DESCRIPTION (provided by applicant): The liver is a site at which antigen encounter can result in either T cell immunity or tolerance, but the influences that determine the outcome of T cell priming are not well understood. In this exploratory/developmental proposal, we will create a set of novel tools based on recombinant adeno- associated virus (rAAV) to explore this issue. Specifically, we will modify the rAAV capsid and promoter to alter cell tropism, we will engineer in a series of fluorescent reporters that will contrast with liver autofluorescence, and we will buld vectors using either a high-affinity antigenic peptides, or sequence variants, or a control peptide Other vectors will promote or inhibit direct antigen presentation by the transduced hepatocytes, or cause the death of transduced hepatocytes thus rendering their antigens available for cross-presentation. Using all of these tools, we will test the impact of antigen density, affinity, cell ype-specific expression and direct versus cross-presentation on primary CD8+ and CD4+ T cell activation, on the development of effector cells, and on memory. These studies will create novel tools of wider usefulness. In particular, the red fluorophores such as mCherry are optimized for in vivo microscopy, Furthermore, if in this study we are able to define optimized priming conditions for memory T cell priming, in future studies we will engineer in pathogen-encoded antigens to test whether AAV could be used as a vaccine vehicle against hepatocellular pathogens. PUBLIC HEALTH RELEVANCE: Infections of liver cells impose a large disease burden both in the USA and globally. The way the immune system responds to such infections is poorly understood. In the project we will use techniques from the field of gene therapy to create new tools that will increase understanding of immune responses to infections of the liver.

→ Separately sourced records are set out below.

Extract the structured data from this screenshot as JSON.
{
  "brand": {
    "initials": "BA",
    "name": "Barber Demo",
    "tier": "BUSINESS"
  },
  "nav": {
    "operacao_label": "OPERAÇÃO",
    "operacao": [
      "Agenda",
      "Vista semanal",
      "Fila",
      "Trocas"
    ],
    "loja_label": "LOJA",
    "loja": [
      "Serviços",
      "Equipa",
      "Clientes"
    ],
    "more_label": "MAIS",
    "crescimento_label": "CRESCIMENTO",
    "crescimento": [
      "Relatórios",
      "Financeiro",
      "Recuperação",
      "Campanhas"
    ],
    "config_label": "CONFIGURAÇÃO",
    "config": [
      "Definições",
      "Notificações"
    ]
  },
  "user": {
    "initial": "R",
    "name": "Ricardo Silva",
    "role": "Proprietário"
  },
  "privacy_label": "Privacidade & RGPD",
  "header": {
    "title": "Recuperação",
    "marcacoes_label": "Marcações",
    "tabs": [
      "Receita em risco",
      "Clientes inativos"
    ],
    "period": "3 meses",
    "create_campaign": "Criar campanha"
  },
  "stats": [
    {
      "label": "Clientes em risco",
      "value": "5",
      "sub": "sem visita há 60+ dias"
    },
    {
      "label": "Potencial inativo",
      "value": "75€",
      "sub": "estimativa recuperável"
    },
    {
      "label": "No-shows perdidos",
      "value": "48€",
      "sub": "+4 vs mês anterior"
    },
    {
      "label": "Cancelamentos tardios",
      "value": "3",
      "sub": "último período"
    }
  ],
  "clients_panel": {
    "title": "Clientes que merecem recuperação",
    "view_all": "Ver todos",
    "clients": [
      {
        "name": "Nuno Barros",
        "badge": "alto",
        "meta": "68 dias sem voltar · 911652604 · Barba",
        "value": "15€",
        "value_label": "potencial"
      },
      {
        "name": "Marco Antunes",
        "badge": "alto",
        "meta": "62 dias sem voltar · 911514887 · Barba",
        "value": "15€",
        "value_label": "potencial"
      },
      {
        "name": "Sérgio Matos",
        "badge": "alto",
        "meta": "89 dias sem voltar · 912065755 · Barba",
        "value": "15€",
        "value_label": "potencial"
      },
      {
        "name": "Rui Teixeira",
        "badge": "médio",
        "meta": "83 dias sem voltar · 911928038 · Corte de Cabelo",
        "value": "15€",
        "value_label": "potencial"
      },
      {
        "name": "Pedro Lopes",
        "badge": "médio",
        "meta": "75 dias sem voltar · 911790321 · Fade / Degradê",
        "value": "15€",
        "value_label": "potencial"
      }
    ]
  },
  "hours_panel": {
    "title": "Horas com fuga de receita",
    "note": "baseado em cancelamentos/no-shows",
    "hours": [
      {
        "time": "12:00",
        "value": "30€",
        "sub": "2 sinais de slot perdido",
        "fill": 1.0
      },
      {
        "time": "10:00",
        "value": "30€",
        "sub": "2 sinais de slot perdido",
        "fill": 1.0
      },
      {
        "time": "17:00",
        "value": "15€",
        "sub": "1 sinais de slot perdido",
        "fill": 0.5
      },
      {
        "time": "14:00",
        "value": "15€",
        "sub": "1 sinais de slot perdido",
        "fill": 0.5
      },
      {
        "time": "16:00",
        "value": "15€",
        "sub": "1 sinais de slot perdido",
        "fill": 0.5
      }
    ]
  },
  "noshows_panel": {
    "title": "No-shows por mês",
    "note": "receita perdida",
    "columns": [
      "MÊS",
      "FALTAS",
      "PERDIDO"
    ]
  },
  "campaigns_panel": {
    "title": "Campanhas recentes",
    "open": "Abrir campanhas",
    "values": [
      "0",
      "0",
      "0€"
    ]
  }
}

描述(由申请人提供)：肝脏是抗原相遇可导致T细胞免疫或耐受的部位，但决定T细胞启动结果的影响尚不清楚。在这个探索性/发展性的方案中，我们将创建一套基于重组腺相关病毒(RAAV)的新工具来探索这一问题。具体地说，我们将通过修饰rAAV衣壳和启动子来改变细胞的亲和性，我们将设计一系列与肝脏自发荧光相反的荧光报告程序，我们将使用高亲和力抗原肽或序列变体或控制肽构建载体，其他载体将促进或抑制转导的肝细胞直接提呈抗原，或导致转导的肝细胞死亡，从而使其抗原可用于交叉提呈。使用所有这些工具，我们将测试抗原密度、亲和力、细胞类型特异性表达以及直接和交叉呈现对初级CD8+和CD4+T细胞激活、效应细胞发育和记忆的影响。这些研究将创造出用途更广的新工具。特别是，像mCherry这样的红色荧光团对活体显微镜进行了优化，此外，如果在本研究中我们能够定义记忆T细胞启动的优化启动条件，那么在未来的研究中，我们将设计病原体编码的抗原来测试AAV是否可以用作针对肝细胞病原体的疫苗载体。 公共卫生相关性：肝细胞感染在美国和全球都造成了很大的疾病负担。免疫系统对这种感染的反应方式还知之甚少。在这个项目中，我们将使用基因治疗领域的技术来创建新的工具，这些工具将增加对肝脏感染的免疫反应的了解。